Orange marching season in Northern Ireland has its climax on July 12. People leave the country to avoid riots that inevitably follow this provocative Protestant tradition. Parades organised by the Orange Order (est. 1795) of tens of thousands march in towns and Belfast’s nationalist (Catholic) areas.
July 12 commemorates defeat of Catholic King James by nephew & son-in-law William of Orange at the Battle of the Boyne in 1690. On July 11 bonfires are lit in Protestant areas and young loyalists gather ‘trophies’ like posters & flags from republican areas to burn.

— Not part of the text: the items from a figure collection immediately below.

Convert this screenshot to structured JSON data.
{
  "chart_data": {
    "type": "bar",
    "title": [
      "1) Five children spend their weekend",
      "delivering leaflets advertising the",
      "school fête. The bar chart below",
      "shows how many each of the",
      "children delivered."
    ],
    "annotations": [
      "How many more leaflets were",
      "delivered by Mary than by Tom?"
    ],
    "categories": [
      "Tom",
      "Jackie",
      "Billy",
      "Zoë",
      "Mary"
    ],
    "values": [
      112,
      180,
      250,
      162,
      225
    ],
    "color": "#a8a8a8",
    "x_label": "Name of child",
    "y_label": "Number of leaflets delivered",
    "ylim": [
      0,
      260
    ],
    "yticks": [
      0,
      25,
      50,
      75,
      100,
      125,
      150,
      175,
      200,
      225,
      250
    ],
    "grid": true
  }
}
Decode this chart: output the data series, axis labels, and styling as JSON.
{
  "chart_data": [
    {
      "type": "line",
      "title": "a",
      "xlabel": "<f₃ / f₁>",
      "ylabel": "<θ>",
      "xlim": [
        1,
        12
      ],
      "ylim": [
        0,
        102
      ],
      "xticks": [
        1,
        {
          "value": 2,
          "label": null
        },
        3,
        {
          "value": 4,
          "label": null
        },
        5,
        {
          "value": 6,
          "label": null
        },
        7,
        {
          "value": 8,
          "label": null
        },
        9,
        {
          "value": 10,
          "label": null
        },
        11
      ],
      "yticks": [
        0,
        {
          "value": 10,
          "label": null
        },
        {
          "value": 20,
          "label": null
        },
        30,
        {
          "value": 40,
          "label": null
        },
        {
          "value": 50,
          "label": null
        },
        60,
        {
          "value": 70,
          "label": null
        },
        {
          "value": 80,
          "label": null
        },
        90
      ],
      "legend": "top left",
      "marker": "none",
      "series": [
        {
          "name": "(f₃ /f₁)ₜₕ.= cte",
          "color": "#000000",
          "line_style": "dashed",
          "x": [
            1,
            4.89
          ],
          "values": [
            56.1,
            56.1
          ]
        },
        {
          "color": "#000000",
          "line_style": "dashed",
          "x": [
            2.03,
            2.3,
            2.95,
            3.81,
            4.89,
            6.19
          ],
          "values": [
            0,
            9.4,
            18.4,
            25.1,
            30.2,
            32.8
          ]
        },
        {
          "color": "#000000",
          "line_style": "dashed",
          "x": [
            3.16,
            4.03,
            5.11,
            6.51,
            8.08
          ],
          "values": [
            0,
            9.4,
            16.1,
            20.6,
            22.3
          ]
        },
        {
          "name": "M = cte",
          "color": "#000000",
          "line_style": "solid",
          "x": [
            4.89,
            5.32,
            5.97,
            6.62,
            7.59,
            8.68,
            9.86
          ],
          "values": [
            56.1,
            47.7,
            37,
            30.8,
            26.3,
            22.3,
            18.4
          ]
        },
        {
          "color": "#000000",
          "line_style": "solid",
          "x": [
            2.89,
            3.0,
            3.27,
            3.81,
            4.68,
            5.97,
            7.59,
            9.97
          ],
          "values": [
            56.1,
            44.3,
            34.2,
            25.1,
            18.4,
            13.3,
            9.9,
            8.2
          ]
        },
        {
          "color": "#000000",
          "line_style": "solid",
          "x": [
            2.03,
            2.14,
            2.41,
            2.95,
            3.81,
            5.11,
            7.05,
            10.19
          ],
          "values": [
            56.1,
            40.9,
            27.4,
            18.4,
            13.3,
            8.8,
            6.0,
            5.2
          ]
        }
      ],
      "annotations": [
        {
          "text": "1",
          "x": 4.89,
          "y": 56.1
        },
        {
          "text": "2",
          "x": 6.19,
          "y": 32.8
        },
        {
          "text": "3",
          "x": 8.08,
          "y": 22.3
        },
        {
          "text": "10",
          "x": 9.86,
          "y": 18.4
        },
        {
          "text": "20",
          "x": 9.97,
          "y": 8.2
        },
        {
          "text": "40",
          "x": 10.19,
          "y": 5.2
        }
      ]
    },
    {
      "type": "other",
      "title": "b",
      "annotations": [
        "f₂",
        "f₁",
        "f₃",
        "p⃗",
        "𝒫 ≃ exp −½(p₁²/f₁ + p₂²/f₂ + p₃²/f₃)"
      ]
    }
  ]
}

A banned Orange march in Belfast last year led to rioting, 60 injured police and millions in damages. This year was calmer, but in Portadown 21 police and several soldiers were injured; in Ardoyne water cannons dispersed hundreds of youths throwing missiles and 10 police injured; in Armagh petrol bombs were thrown at police; and a man shot dead in Larne, Co Antrim.
In this generations-old conflict, descriptors used for the two enemy tribes are a revelation: loyalist-protestant-orange vs nationalist-republican-green.
In Belfast, Ballyaneigh District Lodge was barred from marching into a nationalist area due to fears of public disorder and steel police barriers erected. Chaplain Rev Hoey said Orangemen were offended by the ‘obscenity’ of the barrier, blaming the UK government for buckling under threats of violence from the nationalists, and ’pan-nationalists’ for not flying the Union Flag that day on government buildings. Sinn Fein councillors accused Orangemen of wanting to lay siege to nationalist areas.
So it goes: blame and counter-blame in an archaic ritual of tribal enmity in this northern enclave. Authorities have allocated a hundred thousand pounds to ”promote ’Orangefest’ as a fully inclusive, family friendly event, improve community relations, promote Belfast in a positive light, and encourage visitors to watch the parade”. Are they serious?
Maybe if God decided whether he’s on the Catholic or Protestant side, his Irish followers could finally settle their primitive differences and give the nascent peace process a chance.